文章の説得力は結論ではなく、具体例から生まれる!

文章とはそもそも何のために書くのか…それは自分の伝えたいことを相手に伝えるためです。自分の伝えたいことを伝えるためには、だらだらと長く、回りくどく説明するのではなく、まずは文章の始めにストレートに結論を語ることで、相手に自分自身の考えをストレートに植えつけることが出来ます。

しかし、結論だけをズバッと言い切っても、それで相手は納得してくれるでしょうか。「あぁ、そうなんだ…」で終わってしまうかもしれません。なるほどと思わせるためには、その結論に至るまでの考え方を相手に説明する必要があります。結論だけを主張しても、それは自分自身の考えを相手に押し付けるだけであって、相手は納得してくれません。その結論を分かってもらうためには、具体的な材料が必要となってくるのです。

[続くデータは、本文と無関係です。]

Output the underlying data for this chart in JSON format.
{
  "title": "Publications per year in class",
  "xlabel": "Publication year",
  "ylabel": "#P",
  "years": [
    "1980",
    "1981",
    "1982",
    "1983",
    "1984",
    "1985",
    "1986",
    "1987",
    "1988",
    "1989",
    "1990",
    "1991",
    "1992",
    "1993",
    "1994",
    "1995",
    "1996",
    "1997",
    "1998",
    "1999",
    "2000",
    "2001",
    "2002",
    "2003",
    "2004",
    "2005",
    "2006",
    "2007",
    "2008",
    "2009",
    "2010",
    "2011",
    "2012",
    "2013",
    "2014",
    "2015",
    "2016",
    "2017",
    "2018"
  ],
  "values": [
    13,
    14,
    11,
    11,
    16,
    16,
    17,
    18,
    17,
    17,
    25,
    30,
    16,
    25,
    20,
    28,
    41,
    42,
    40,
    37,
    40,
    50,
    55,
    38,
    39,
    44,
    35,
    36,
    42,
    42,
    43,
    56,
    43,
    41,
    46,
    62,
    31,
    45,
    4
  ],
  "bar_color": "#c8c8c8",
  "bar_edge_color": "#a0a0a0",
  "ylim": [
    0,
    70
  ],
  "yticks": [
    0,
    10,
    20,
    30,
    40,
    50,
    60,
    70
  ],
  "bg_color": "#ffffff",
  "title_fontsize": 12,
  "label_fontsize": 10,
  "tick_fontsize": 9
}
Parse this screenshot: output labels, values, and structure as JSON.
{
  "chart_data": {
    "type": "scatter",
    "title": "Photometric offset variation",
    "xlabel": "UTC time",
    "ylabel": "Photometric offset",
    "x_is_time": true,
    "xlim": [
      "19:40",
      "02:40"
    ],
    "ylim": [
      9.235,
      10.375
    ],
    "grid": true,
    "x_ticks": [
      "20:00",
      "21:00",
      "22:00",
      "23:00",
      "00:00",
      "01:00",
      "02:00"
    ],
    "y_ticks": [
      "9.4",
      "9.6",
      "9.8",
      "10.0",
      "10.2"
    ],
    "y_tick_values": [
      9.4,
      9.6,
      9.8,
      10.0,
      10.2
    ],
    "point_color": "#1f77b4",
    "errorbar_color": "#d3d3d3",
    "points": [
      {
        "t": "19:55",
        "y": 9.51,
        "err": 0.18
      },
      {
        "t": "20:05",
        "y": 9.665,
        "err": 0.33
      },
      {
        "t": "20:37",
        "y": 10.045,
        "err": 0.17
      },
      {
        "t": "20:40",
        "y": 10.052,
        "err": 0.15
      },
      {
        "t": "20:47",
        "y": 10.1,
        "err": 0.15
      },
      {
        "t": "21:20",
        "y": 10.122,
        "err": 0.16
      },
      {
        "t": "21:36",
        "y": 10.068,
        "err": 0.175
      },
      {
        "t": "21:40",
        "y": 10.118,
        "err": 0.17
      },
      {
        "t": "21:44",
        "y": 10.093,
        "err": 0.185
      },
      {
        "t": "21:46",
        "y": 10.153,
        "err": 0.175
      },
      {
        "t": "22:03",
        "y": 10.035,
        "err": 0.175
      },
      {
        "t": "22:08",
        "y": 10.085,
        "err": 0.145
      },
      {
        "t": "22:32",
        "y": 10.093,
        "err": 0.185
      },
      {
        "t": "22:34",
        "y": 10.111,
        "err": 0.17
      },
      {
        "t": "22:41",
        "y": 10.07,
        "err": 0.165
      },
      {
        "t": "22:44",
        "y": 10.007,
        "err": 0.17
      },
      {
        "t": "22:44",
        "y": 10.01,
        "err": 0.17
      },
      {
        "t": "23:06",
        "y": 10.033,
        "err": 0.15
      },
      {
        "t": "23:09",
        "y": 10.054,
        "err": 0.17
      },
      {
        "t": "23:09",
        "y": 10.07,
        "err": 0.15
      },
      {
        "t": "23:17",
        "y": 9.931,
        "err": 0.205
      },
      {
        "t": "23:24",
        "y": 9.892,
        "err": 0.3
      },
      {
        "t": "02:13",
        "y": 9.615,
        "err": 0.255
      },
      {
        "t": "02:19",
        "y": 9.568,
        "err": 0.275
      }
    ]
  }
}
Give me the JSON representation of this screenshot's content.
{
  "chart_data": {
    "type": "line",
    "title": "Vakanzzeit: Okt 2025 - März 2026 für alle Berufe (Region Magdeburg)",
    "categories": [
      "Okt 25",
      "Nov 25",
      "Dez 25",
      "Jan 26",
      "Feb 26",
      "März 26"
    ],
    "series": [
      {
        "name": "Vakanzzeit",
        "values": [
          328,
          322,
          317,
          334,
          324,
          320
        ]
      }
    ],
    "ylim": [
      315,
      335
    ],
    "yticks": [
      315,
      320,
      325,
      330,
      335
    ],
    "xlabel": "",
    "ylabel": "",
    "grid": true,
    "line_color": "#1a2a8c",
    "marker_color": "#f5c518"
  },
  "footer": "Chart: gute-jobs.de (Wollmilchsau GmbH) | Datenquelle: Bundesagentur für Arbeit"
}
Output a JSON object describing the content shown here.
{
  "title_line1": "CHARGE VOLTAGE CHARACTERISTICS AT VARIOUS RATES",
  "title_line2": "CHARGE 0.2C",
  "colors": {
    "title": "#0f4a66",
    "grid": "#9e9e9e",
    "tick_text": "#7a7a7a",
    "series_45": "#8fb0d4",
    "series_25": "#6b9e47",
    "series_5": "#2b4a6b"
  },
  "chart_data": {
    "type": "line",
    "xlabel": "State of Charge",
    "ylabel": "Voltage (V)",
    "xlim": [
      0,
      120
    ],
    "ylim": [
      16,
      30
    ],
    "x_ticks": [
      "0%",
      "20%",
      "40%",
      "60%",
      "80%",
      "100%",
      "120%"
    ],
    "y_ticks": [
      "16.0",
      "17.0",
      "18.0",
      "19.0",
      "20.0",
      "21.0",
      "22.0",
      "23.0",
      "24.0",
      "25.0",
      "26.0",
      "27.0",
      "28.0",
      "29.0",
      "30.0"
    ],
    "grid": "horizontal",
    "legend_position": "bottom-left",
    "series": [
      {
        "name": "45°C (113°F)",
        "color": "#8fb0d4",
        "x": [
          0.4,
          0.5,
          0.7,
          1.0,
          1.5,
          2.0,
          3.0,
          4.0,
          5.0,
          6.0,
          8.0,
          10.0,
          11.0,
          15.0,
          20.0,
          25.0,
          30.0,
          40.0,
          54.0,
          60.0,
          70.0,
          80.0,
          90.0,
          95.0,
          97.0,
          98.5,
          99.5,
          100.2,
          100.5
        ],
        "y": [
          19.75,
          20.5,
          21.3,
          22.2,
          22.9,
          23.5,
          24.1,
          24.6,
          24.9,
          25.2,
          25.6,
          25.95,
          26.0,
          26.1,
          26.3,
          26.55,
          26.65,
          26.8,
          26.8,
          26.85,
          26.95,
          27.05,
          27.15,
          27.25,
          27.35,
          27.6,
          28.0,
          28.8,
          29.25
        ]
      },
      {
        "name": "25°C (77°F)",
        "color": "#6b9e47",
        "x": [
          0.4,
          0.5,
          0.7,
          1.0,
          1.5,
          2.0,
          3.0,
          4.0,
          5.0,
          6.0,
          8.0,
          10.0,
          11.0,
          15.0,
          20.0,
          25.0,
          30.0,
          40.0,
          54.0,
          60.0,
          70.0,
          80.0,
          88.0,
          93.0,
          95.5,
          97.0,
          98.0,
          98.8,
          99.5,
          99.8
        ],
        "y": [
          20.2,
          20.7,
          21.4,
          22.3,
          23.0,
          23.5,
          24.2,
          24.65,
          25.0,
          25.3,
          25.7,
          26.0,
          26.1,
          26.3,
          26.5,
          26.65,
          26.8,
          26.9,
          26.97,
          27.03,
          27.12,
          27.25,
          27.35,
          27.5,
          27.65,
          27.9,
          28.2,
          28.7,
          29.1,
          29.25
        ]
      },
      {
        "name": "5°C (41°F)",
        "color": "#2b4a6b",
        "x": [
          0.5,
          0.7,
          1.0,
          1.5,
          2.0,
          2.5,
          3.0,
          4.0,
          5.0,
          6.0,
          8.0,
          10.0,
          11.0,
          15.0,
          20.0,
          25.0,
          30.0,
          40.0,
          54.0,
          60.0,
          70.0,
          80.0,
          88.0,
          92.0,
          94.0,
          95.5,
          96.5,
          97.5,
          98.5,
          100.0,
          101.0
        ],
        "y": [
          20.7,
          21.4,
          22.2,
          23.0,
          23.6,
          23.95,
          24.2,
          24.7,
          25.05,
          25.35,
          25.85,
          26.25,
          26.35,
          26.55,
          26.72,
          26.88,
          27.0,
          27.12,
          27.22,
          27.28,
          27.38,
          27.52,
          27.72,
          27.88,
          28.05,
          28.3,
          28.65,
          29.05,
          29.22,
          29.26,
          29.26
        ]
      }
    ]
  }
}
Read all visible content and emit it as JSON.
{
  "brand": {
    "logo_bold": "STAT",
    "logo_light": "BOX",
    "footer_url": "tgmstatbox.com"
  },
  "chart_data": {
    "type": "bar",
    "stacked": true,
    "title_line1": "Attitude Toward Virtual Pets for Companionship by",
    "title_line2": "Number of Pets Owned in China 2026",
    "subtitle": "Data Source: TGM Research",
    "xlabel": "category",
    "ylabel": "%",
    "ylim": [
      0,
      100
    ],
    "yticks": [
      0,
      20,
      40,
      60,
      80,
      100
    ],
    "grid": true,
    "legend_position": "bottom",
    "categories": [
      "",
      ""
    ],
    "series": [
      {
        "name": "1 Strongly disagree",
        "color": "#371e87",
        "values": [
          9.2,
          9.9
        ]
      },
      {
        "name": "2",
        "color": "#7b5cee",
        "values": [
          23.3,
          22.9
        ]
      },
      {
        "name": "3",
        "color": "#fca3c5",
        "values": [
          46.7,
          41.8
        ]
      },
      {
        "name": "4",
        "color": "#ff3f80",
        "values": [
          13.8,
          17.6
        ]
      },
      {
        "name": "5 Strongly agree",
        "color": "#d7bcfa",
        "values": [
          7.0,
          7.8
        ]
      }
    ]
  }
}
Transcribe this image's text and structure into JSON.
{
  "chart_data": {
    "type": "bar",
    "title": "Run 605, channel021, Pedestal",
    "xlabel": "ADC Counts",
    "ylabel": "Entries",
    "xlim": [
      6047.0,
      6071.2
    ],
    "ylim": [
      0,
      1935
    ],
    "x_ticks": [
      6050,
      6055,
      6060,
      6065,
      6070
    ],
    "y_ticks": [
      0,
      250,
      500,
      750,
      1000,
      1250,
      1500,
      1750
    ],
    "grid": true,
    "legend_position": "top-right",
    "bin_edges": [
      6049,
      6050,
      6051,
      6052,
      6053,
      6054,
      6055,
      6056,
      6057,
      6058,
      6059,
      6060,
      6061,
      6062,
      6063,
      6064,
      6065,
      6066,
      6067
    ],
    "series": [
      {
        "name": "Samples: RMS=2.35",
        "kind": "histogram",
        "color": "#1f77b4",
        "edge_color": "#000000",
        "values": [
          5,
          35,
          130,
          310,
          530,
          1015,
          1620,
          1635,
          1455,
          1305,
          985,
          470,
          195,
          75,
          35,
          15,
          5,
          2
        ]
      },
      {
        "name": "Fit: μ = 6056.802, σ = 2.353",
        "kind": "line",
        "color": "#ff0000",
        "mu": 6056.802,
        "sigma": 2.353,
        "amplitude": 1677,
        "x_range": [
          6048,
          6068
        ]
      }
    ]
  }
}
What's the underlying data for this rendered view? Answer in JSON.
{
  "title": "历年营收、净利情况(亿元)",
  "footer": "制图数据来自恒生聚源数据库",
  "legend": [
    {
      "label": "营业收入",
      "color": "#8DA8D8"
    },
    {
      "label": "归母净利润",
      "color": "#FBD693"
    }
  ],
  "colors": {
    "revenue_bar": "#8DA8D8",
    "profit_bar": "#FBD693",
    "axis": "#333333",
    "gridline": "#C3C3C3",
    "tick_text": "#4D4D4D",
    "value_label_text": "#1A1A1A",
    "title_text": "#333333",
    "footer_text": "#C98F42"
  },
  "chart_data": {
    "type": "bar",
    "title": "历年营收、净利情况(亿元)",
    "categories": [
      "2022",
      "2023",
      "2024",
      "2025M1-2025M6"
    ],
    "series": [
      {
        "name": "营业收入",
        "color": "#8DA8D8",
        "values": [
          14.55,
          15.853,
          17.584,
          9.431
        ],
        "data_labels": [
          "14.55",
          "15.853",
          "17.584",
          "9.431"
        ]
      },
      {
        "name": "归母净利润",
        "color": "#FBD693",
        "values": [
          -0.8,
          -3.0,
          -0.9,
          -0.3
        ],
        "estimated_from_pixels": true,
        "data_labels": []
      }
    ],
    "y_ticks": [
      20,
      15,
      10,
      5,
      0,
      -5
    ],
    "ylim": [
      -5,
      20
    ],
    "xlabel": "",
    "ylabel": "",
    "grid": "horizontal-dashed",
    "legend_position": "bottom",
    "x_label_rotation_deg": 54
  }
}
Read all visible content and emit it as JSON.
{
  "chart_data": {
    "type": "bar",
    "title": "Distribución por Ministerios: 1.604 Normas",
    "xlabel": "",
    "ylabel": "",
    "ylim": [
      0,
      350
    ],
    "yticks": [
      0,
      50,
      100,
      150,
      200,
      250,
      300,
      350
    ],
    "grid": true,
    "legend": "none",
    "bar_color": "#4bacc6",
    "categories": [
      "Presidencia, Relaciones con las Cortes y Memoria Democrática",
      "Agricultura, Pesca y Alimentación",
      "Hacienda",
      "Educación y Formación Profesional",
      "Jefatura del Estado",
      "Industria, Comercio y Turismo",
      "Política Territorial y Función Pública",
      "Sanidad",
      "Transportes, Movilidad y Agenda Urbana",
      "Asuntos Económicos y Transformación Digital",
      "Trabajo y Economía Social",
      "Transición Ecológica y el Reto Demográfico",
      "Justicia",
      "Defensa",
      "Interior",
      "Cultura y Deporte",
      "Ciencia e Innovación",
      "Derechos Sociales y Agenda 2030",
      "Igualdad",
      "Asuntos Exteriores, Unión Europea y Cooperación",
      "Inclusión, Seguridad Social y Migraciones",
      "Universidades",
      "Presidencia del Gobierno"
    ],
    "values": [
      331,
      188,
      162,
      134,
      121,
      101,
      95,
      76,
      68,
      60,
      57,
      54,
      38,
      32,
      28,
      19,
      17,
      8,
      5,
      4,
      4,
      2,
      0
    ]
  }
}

例えば、まず「私は引っ込み思案である」と結論付けたとしましょう。それだけを聞けば、相手は何を思うでしょうか。「あぁ、引っ込み思案なんだね。で、それが何か?」となり、それで会話は終わってしまいます。相手に興味を持ってもらうためには、どういった点で引っ込み思案だという結論に至ったのかの具体的なエピソードが必要となってくるでしょう。「小学生の頃、授業中に先生から質問されて、答えが分かっていても、怖くて手を挙げることができなかった」…といったような、自分なりに引っ込み思案だと感じたエピソードを紹介することで、相手に自分は引っ込み思案であることを納得してもらうのです。

結論を言うだけではなく、なぜその結論に至ったのかというプロセスが重要になります。結論を先に言えば、確かに相手には自分自身が最も伝えたいことは分かりますが、だからといって、その結論と自分自身とが相手には結びつかないのです。結びつけることで説得につながっていきます。結び付けの作業こそが、具体例を挙げるということになります。

具体例には様々あります。例えば、その結論に至る際に、数字を挙げた方が分かりやすい側面もあります。「我が家の家計は光熱費を抑えることで、貯蓄が出来るようになった。計算してみると、昨年と比べて電気代は年間で3万円、水道代も年間で1万円抑えることが出来た。お陰で家族旅行を楽しめた」という例があります。この例の場合、光熱費を抑えたのは、電気代と水道代を年間で4万円抑えることが出来たからということが分かります。

もし、先ほどの例で数字がなかったらどうでしょうか。「我が家の家計や光熱費を抑えることで、貯蓄に回せるようになった。昨年に比べて電気代と水道代を節約できた」…これでは、果たしてどの程度節約できたのか、そして節約したお金をどうしたのかという、疑問に感じるであろうポイントがまったく書かれていないために、相手に上手く伝えることができないのです。

このように結論に至った要因を具体的に並べていき、それとともに誰もが疑問に感じるであろうことも合わせて説明していくことで、相手への説得力は一気に高まります。結論を述べた上で、その具体例やエピソードなどを、必要ならば数字も交えながら述べていくことで、文章はより相手に伝わりやすく、受け入れられやすいものになっていくのです。